Hi guys, I need some help with a question from the IB HL maths papers.
Not sure how this works:
Sin(2n+1)xcosx - cos(2n+1)xsinx = sin(2n+1)x - x = sin 2nx
Could some1 show me more detailed steps or give me some hints on how equation holds?
Hi guys, I need some help with a question from the IB HL maths papers.
Not sure how this works:
Sin(2n+1)xcosx - cos(2n+1)xsinx = sin(2n+1)x - x = sin 2nx
Could some1 show me more detailed steps or give me some hints on how equation holds?

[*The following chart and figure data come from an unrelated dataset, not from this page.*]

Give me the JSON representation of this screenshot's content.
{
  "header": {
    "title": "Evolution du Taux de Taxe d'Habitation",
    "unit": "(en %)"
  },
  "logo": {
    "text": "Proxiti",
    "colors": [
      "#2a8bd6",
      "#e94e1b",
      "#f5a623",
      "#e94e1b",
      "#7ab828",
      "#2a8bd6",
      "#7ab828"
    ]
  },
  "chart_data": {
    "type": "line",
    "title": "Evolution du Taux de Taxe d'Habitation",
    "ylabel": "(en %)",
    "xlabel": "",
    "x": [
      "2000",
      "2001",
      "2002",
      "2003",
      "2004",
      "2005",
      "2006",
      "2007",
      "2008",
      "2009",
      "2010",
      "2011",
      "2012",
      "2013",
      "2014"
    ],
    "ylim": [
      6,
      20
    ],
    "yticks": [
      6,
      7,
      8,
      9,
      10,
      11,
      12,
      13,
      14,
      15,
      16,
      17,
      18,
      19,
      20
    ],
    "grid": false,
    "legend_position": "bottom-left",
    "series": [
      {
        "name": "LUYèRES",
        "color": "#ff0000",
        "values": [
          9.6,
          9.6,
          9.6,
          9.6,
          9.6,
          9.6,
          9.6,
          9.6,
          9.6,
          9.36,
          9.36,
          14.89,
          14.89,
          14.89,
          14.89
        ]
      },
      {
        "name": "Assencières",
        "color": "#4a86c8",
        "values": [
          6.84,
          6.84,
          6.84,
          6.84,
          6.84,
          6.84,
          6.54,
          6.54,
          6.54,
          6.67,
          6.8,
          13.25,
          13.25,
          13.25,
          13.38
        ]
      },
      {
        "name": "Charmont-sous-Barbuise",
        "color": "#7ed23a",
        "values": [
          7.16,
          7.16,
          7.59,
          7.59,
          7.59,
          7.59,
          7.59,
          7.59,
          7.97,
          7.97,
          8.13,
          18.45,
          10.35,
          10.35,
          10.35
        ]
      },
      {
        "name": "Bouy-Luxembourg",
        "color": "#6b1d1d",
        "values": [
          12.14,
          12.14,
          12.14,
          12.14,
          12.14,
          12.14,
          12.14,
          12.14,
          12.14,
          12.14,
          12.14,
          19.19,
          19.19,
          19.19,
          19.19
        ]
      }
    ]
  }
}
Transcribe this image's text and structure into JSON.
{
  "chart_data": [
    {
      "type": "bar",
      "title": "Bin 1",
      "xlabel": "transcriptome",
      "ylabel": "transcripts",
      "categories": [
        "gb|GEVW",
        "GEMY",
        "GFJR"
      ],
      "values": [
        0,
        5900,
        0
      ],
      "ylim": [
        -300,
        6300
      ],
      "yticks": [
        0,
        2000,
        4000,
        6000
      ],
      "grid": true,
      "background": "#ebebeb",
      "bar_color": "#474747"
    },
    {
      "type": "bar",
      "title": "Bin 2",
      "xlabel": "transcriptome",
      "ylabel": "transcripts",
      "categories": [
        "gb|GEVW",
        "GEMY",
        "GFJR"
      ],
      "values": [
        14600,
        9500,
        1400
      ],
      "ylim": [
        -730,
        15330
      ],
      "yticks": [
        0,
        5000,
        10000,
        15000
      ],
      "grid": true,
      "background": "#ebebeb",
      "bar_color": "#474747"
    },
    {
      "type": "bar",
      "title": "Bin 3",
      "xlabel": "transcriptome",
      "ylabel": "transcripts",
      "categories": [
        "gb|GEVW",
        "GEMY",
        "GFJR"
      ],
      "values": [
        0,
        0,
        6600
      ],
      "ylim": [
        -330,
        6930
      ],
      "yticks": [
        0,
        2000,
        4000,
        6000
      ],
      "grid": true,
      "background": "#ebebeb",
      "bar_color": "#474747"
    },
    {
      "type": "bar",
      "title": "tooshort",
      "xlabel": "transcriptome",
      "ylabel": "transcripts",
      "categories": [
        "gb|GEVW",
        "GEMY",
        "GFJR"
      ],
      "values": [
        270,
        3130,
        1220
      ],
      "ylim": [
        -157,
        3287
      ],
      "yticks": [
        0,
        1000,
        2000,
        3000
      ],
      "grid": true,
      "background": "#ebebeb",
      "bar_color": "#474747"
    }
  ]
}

Apply $\displaystyle \displaystyle \begin{align*} \sin{\left(a - b\right)} \equiv \sin{(a)}\cos{(b)} - \cos{(a)}\sin{(b)} \end{align*}$ with $\displaystyle \displaystyle \begin{align*} a = (2n + 1)x \end{align*}$ and $\displaystyle \displaystyle \begin{align*} b = x \end{align*}$.
Yes, the formula for $\displaystyle \displaystyle \begin{align*} \sin{(A - B)} \end{align*}$ is derived from the $\displaystyle \displaystyle \begin{align*} \sin{(A + B)} \end{align*}$ formula, just letting $\displaystyle \displaystyle \begin{align*} B = -B \end{align*}$ and remembering that $\displaystyle \displaystyle \begin{align*} \cos{(-B)} = \cos{(B)} \end{align*}$ and $\displaystyle \displaystyle \begin{align*} \sin{(-B)} = -\sin{(B)} \end{align*}$.
And yes, you can derive a formula for $\displaystyle \displaystyle \begin{align*} \cos{(A - B)} \end{align*}$ using the $\displaystyle \displaystyle \begin{align*} \cos{(A + B)} \end{align*}$ formula using the same reasoning.